In further experiments, the researchers found they could alter the infusion of the particles into melanoma cells by adjusting the polymer coatings. Imaging confirmed that the infused cells began to swell, a sign of impending cell death.

“This is a versatile platform to carry a multitude of drugs — for melanoma, for other kinds of cancers and for other diseases,” Bhargava said. “You can coat it with different polymers to give it a different optical response. You can load it with two drugs, or three, or four, so you can do multidrug therapy with the same particles.”

“By using defined surface chemistry, we can change the properties of these particles,” Pan said. “We can make them glow at a certain wavelength and also we can tune them to release the drugs in the presence of the cellular environment. That is, I think, the beauty of the work.”

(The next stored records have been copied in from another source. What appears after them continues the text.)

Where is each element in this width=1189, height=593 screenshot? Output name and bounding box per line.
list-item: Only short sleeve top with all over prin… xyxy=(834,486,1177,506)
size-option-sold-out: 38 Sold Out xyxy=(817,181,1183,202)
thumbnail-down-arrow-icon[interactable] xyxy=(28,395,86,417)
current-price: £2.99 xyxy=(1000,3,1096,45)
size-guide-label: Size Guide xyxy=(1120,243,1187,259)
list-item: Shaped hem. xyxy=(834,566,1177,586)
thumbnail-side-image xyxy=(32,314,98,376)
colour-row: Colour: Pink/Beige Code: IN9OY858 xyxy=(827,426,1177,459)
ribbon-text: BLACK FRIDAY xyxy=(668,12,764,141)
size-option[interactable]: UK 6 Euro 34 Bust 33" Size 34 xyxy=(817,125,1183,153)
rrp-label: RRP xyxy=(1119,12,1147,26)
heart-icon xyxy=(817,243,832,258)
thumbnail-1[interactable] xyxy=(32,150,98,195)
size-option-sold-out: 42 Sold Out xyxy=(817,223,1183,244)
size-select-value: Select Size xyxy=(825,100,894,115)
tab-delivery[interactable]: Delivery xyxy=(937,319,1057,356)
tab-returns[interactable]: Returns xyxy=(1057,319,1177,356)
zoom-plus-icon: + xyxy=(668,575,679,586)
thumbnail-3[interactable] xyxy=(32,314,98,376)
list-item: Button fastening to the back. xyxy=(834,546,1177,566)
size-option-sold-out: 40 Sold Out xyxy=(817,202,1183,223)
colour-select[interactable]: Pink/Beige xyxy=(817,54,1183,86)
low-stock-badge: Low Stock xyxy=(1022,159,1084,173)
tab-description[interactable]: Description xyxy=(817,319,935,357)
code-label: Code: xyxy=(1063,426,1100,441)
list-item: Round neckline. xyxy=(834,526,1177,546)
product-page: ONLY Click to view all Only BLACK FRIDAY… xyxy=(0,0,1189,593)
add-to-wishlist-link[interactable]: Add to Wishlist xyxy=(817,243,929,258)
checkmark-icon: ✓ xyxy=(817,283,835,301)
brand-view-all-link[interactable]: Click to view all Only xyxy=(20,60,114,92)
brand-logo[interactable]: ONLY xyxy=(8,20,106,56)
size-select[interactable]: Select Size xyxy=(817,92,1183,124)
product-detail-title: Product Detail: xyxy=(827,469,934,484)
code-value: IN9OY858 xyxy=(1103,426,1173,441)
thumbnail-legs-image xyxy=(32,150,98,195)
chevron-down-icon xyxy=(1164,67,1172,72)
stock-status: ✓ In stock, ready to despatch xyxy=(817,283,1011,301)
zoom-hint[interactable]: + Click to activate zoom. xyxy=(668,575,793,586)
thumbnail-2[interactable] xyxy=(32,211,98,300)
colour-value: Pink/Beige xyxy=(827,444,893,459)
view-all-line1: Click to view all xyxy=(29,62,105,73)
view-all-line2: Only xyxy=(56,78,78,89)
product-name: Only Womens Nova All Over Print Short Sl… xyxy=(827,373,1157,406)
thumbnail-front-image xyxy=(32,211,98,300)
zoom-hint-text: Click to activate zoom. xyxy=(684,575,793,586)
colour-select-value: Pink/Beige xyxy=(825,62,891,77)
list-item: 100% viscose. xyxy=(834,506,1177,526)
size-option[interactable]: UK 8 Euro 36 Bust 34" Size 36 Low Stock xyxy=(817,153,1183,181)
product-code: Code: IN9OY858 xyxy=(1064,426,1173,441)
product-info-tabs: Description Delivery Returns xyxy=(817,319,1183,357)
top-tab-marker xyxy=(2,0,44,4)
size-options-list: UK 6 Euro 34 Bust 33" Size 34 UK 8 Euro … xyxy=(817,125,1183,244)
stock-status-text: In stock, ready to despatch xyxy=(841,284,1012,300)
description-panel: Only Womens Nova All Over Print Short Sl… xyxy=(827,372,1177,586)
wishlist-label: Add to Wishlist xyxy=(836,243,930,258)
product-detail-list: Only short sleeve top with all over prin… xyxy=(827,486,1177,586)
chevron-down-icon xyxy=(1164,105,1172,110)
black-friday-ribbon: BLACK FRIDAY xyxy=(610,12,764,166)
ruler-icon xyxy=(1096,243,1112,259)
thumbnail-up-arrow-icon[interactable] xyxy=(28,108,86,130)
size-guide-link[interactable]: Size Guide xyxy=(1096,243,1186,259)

Abstract of Tunable luminescent carbon nanospheres with well-defined nanoscale chemistry for synchronized imaging and therapy

In this work, we demonstrate the significance of defined surface chemistry in synthesizing luminescent carbon nanomaterials (LCN) with the capability to perform dual functions (i.e., diagnostic imaging and therapy). The surface chemistry of LCN has been tailored to achieve two different varieties: one that has a thermoresponsive polymer and aids in the controlled delivery of drugs, and the other that has fluorescence emission both in the visible and near-infrared (NIR) region and can be explored for advanced diagnostic modes. Although these particles are synthesized using simple, yet scalable hydrothermal methods, they exhibit remarkable stability, photoluminescence and biocompatibility. The photoluminescence properties of these materials are tunable through careful choice of surface-passivating agents and can be exploited for both visible and NIR imaging. Here the synthetic strategy demonstrates the possibility to incorporate a potent antimetastatic agent for inhibiting melanomas in vitro. Since both particles are Raman active, their dispersion on skin surface is reported with Raman imaging and utilizing photoluminescence, their depth penetration is analysed using fluorescence 3D imaging. Our results indicate a new generation of tunable carbon-based probes for diagnosis, therapy or both.